L’article 7 range dans les parties communes la totalité du sol, les voies d’accès et de circulation, les espaces verts et les parkings communs, les canalisations et réseaux divers (exception faite de ceux à l’usage exclusif d’un lot), la piscine et le pool-house, et d’une façon générale toutes les parties qui ne sont pas affectées exclusivement à un local privatif ou à ses annexes.
L’article 11 stipule enfin que 'tout ce qui concerne les parties privées constitue une charge exclusive du copropriétaire.
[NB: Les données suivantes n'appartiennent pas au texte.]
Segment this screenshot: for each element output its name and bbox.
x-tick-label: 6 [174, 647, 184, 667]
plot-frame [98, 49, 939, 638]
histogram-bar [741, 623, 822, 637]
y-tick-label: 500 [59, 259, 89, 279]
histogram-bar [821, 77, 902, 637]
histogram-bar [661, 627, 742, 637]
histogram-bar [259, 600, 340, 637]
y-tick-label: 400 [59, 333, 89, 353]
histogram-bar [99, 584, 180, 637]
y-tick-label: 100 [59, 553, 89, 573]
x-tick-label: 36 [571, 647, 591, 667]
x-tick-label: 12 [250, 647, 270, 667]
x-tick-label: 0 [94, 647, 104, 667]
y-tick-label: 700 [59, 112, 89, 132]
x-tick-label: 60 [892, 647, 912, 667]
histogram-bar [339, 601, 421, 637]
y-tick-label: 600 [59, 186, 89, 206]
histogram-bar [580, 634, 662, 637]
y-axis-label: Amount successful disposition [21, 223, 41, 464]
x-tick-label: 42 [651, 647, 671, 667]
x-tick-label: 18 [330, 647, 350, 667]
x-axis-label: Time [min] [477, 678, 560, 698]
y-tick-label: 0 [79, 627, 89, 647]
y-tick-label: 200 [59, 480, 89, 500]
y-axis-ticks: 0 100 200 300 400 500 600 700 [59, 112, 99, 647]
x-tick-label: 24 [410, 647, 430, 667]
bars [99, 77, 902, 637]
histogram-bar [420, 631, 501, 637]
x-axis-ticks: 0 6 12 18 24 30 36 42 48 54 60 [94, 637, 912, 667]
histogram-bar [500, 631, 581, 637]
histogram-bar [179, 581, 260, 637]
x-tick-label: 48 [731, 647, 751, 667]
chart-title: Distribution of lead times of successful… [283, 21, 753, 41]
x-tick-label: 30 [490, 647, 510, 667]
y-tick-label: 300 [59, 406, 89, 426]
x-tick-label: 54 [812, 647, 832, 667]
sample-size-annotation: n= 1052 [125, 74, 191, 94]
Les autres charges constituent des charges communes'.
Selon l’acte modificatif à l’état descriptif de division dressé le 19 avril 1999, le lot n° 34 consiste en la propriété exclusive et particulière d’un appartement situé à l’étage du bâtiment C composé d’un hall d’entrée, séjour avec coin cuisine, deux chambres, salle de bains, wc et terrasse, le terrain compris entre le bâtiment et la voie étant commun avec le lot n° 33 situé au rez-de-chaussée.
Il résulte de l’articulation de ces différents textes que la terrasse objet des travaux litigieux constitue une partie privative du lot n° 34, de sorte que la dépense correspondante ne peut être répartie entre l’ensemble des copropriétaires.
Il convient en conséquence, sans qu’il soit besoin d’examiner les autres moyens invoqués au soutien de l’appel, d’infirmer le jugement déféré et d’annuler la résolution n° 7 votée le 19 mars 2022 pour violation du règlement de copropriété.
PAR CES MOTIFS
La cour, statuant par arrêt contradictoire,
Donne acte aux consorts [Z] du désistement de leur appel du chef de jugement ayant rejeté leur demande d’annulation de l’assemblée générale du 19 mars 2022 dans son ensemble,
Infirme le jugement déféré pour le surplus de ses dispositions, et statuant à nouveau :
Annule la résolution n° 7 votée par l’assemblée générale du 19 mars 2022,
Condamne le syndicat des copropriétaires aux entiers dépens de première instance et d’appel, ainsi qu’à verser à MM. [I] et [F] [Z], pris solidairement, une somme de 3.000 euros en application de l’article 700 du code de procédure civile.